Regressemos à sua passagem pelo nosso rectângulo à beira-mar plantado. Kendrick Lamar trouxe ao Parque das Nações um alinhamento incrível que, para além de revisitar momentos importantíssimos da sua carreira, ainda serviu as exigências de quem apenas conhecia os singles mais badalados. Por norma, estes concertos de grande dimensão vêm acompanhados de um espectáculo audiovisual repleto de cenários dinâmicos, luzes robotizadas, conteúdo vídeo, canhões de fumo e, nalguns casos mais exagerados, bonecos insufláveis, trapezistas, botes salva-vidas, trampolins gigantescos e passadeiras de fitness. Em Portugal e na sua digressão toda em geral, Lamar fez-se valer apenas de uma frase exibida no ecrã gigantesco montado à sua retaguarda: “Look Both Ways Before You Cross My Mind”. As palavras (que ali se mantiveram do início ao fim da actuação) são de George Clinton.

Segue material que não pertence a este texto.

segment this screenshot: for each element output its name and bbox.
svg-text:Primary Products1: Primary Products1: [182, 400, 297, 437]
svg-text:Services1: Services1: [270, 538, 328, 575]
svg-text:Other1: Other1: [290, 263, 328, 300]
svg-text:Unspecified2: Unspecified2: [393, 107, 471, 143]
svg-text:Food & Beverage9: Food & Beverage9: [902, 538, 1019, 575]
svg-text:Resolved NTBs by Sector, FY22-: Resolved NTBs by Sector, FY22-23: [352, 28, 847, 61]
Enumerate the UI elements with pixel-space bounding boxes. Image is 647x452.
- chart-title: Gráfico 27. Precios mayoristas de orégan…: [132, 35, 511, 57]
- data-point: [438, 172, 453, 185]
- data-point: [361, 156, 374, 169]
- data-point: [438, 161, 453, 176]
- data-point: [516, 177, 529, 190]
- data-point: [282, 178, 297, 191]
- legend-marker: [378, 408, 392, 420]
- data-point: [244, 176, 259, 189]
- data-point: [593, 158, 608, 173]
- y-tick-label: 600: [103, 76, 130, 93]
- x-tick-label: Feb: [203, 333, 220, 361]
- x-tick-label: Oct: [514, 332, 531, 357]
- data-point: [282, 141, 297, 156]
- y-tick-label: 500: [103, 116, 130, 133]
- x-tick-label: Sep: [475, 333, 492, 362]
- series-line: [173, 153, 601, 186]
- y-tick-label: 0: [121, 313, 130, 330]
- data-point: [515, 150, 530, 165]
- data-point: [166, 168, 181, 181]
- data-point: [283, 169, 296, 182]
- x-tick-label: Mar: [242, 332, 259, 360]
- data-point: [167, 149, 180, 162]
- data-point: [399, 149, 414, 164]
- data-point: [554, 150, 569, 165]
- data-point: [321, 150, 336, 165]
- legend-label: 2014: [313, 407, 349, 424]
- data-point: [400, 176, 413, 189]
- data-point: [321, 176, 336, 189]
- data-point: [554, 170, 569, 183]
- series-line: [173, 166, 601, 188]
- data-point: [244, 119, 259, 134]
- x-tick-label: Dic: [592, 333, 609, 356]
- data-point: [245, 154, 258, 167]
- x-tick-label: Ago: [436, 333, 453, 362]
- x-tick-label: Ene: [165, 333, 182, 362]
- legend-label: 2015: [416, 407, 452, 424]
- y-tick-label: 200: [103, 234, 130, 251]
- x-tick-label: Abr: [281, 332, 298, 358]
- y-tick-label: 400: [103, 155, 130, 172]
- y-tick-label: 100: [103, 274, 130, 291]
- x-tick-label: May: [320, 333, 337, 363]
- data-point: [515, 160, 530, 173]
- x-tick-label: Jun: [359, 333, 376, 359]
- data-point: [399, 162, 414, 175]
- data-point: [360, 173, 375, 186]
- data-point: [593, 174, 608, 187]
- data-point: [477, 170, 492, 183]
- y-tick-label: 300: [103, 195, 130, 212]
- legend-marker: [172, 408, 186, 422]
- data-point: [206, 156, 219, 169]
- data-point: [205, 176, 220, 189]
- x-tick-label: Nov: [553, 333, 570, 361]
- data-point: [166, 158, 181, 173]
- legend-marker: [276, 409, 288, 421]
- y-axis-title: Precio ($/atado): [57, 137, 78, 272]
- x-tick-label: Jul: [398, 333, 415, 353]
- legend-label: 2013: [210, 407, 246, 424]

Também Nosaj Thing actuou de forma sóbria e mensurada no concerto que integrou a edição deste ano do Lisboa Dance Festival. O músico não precisou de recorrer a grandes artifícios visuais, apostando única e exclusivamente numa luz strob, que acendeu e apagou no compasso das músicas, e num raio laser, que furou a sala de uma ponta a outra com uma dinâmica policromática. O concerto, apesar de ter acontecido numa dimensão bem mais reduzida daquela que viu Lamar vencer na ainda denominada MEO Arena, partilhou o mesmo sentimento: a vontade de concentrar as energias todas do público naquilo que o artista apregoa em palco, venha essa mensagem em forma de palavras ou em variações melódicas de sintetizador. Nosaj Thing conseguiu ser hipnótico, ao ponto de convidar a plateia para uma viagem ao longo de um mar de sensações que teve como principal veículo o ouvido.
Num mundo onde cada vez mais se querem baralhar os consumidores a partir da manipulação dos sentidos (veja-se os casos de bandas como os Muse, Metallica, Coldplay e U2, que insistem em camuflar a ausência de ideias nos mais recentes trabalhos com artifício desenfreado), valham-nos artistas capazes de trazer o seu trabalho a palco sem precisarem de o levar antes a um solário ou a um estúdio de maquilhagem. Kendrick Lamar e Nosaj Thing, cada um no seu estilo e cada um com a sua dimensão mediática, são um excelente exemplo disso. Janelo da Costa, dos Kussondulola, dizia que “quando a música é boa, a gente toca ela duas vezes”. É caso para dizer que quando a música é boa, vale por si própria, quer tenha ou não acessório decorativo: podemos dar-nos ao luxo de a tocar duas vezes, das duas formas. E essa é talvez a característica que mais aproxima Nosaj de Lamar.